Parents should institute a “media curfew” that requires all media be turned off at least 1 hour before bedtime.

So until schools decide to embrace a later start time, what can parents do to help ensure adequate sleep during the teen years?  First, see if your teen’s sleep routine needs an overhaul.  Teens should aim to get in bed around the same time every night (and since school times have not yet adjusted in most cases to AAP recommendations, this probably means by or before 10pm for most).  I also always encourage parents to keep the bedroom a “technology free” zone.  Television, game systems, tablets, smartphones and any other distraction-inducing devices should not accompany your teen to bed as the bright lights from these devices only serves to continue to stimulate the brain and keep teens from falling asleep.  Next, while caffeinated beverages such as energy drinks and specialty coffees have gained a lot of popularity over the past several years, especially in the teenage population, these drinks have no place in the evening routine of any child or teen.  Finally, parents should institute a “media curfew” that requires all media be turned off at least 1 hour before bedtime.  While I am sure that every teen who hears this rule will roll their eyes and think I am speaking in a foreign language, it really is an important aspect of trying to establish healthy sleep habits.

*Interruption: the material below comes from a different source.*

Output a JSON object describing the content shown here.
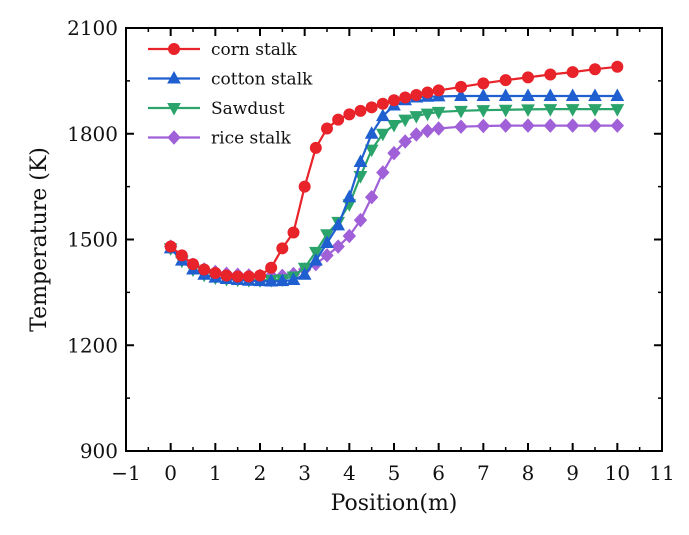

My husband would tell you that I am certainly not a model citizen when it comes to getting enough sleep (I think this comes from residency training, the “mommy” genes, late-night call, and, in some cases, even tending this website).  One thing is for sure, though…I am adamant when it comes to the sleep habits and schedules of our children.  A set sleep routine is something that we started when they were very young, and it is something that I plan to continue on through to their teenage years, even though I am quite sure there will be battles waged when they are told to hand over their “smart device” (whatever that may look like 10 years from now) before proceeding to bed.  But in my mind, this is one of those battles that is a “must win” - for your teen’s health and well-being, and also for your sanity as a parent.